Chroniques 2011
Les révolutions arabes : une interprétation religieuse
Malgré les controverses des exégètes sur lesquelles il serait trop long de s’attarder, et contrairement à la sphère de la vie privée qu’il codifie de façon précise, il paraît acquis que le Coran n’a jamais prétendu légiférer en matière d’organisation de l’Etat. Plusieurs sourates sont sur ce point parfaitement explicites, telle celle tirée de « l’Epreuve universelle », 21 et 22, traduction S. Mazigh qui s’adresse au prophète :
« Rappelle ! Tu n’es là que pour rappeler la parole de Dieu. Tu n’as nulle autorité contraignante à exercer sur eux ».
Et Mahomet lui-même s’adressant à ses proches, déclare dans un hadith (paroles du prophète) que personne ne conteste : « Vous connaissez mieux que moi les affaires de ce bas-monde ». Cela est si vrai qu’il s’est bien gardé de se choisir un successeur, à fortiori de lui assigner un rôle politique.
Mais l’histoire en a décidé autrement. Les trois premiers successeurs de Mahomet, les trois califes « sages » se sont trouvés de facto chargés, non seulement de veiller à la bonne application de la doctrine en matière religieuse, mais de la direction politique et militaire d’un état qui n’existait pas dans la structure tribale de l’Arabie d’alors, soumise à d’incessantes luttes intestines. Ils ont donc unifié la péninsule et fondé cet état, au départ inexistant, sans refuser le recours à la force en tant que de besoin. Apparut alors cette création originale du califat qui, non content de jouer son rôle de gardien de la loi religieuse, dans la logique du Coran, s’est vu attribuer tous les pouvoirs politiques et militaires, et cela de façon absolue.

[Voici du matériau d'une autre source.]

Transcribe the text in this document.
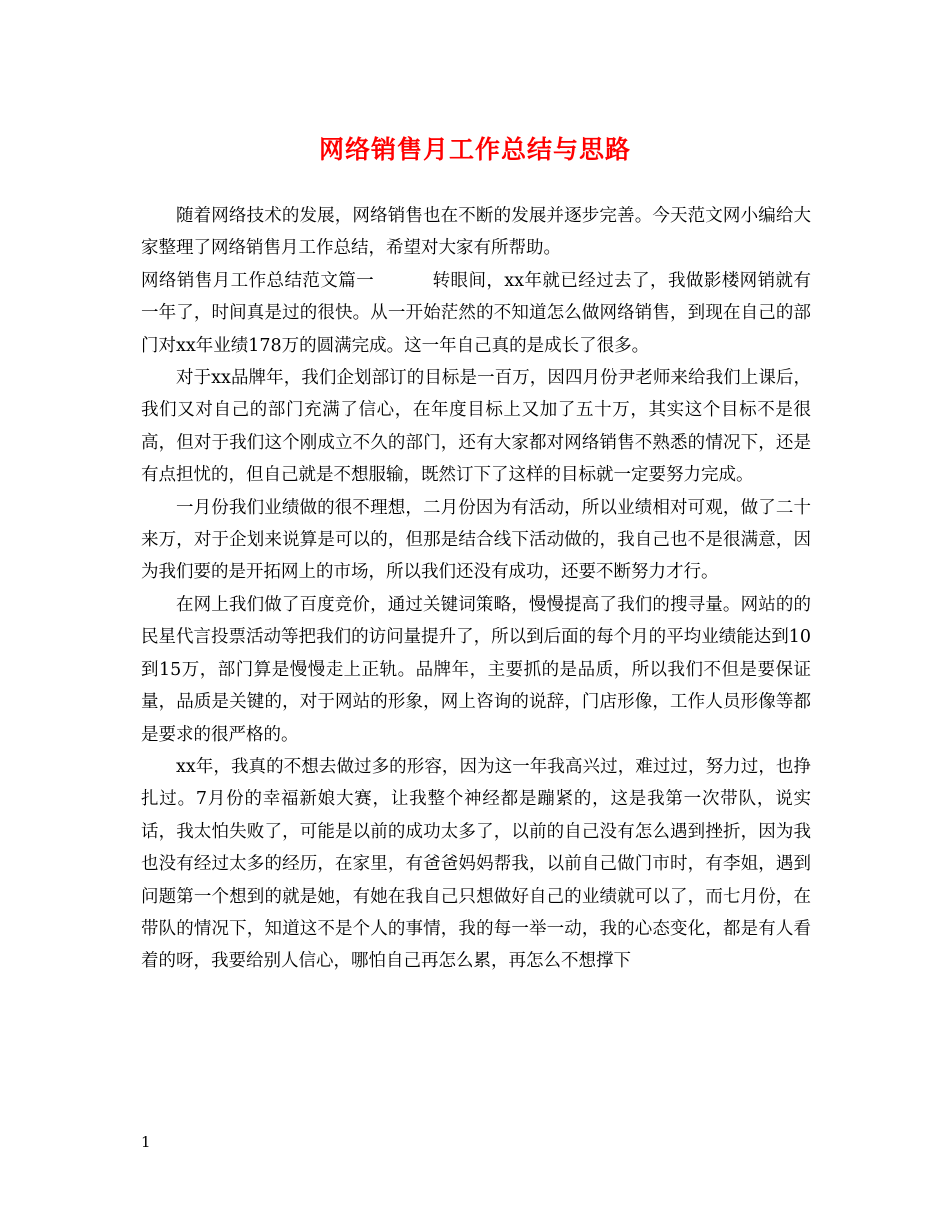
网络销售月工作总结与思路

随着网络技术的发展，网络销售也在不断的发展并逐步完善。今天范文网小编给大家整理了网络销售月工作总结，希望对大家有所帮助。

网络销售月工作总结范文篇一	转眼间，xx年就已经过去了，我做影楼网销就有一年了，时间真是过的很快。从一开始茫然的不知道怎么做网络销售，到现在自己的部门对xx年业绩178万的圆满完成。这一年自己真的是成长了很多。

对于xx品牌年，我们企划部订的目标是一百万，因四月份尹老师来给我们上课后，我们又对自己的部门充满了信心，在年度目标上又加了五十万，其实这个目标不是很高，但对于我们这个刚成立不久的部门，还有大家都对网络销售不熟悉的情况下，还是有点担忧的，但自己就是不想服输，既然订下了这样的目标就一定要努力完成。

一月份我们业绩做的很不理想，二月份因为有活动，所以业绩相对可观，做了二十来万，对于企划来说算是可以的，但那是结合线下活动做的，我自己也不是很满意，因为我们要的是开拓网上的市场，所以我们还没有成功，还要不断努力才行。

在网上我们做了百度竞价，通过关键词策略，慢慢提高了我们的搜寻量。网站的的民星代言投票活动等把我们的访问量提升了，所以到后面的每个月的平均业绩能达到10到15万，部门算是慢慢走上正轨。品牌年，主要抓的是品质，所以我们不但是要保证量，品质是关键的，对于网站的形象，网上咨询的说辞，门店形像，工作人员形像等都是要求的很严格的。

xx年，我真的不想去做过多的形容，因为这一年我高兴过，难过过，努力过，也挣扎过。7月份的幸福新娘大赛，让我整个神经都是蹦紧的，这是我第一次带队，说实话，我太怕失败了，可能是以前的成功太多了，以前的自己没有怎么遇到挫折，因为我也没有经过太多的经历，在家里，有爸爸妈妈帮我，以前自己做门市时，有李姐，遇到问题第一个想到的就是她，有她在我自己只想做好自己的业绩就可以了，而七月份，在带队的情况下，知道这不是个人的事情，我的每一举一动，我的心态变化，都是有人看着的呀，我要给别人信心，哪怕自己再怎么累，再怎么不想撑下

1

C’est presque simultanément qu’est apparue la fonction des « ulema », chargés eux de l’interprétation de la loi religieuse en matière civile et juridique. En échange du pouvoir que leur laissaient les califes successifs, ils ont en général fait preuve d’une grande complaisance à l'égard de ces derniers, celle-ci se manifestant en particulier par l’usage millénaire de la prière du Vendredi, prononcée « au nom » des instances politiques du moment avec affirmation d’allégeance et demande à Dieu de leur venir en aide.
Ainsi s’est établie la tradition historique qui a vu les dirigeants musulmans, califes ou héritiers de ces derniers, pratiquer sans contrôle la confusion des rôles religieux, politiques et militaires, avec en particulier la tutelle sur les affaires religieuses, en l’absence de toute hiérarchie dans ce domaine - du moins dans la tradition sunnite où il n’existe aucun clergé - Et comme Dieu a toujours raison et que le califat, pourtant sorti de son rôle, en était le relais terrestre, celui-ci, et plus généralement le pouvoir politique, a depuis toujours eu dans les pays musulmans une tendance à se transformer en dictature. Comme l'exprimait l’écrivain tunisien Slim Laghmani (Etude sur la modernité et le droit :Sud Editions, Tunis) :
« Les peuples musulmans n’ont jamais rêvé que d’un despote juste », tel est « le type d’autorité qui habite nos rêves et nourrit nos espoirs ».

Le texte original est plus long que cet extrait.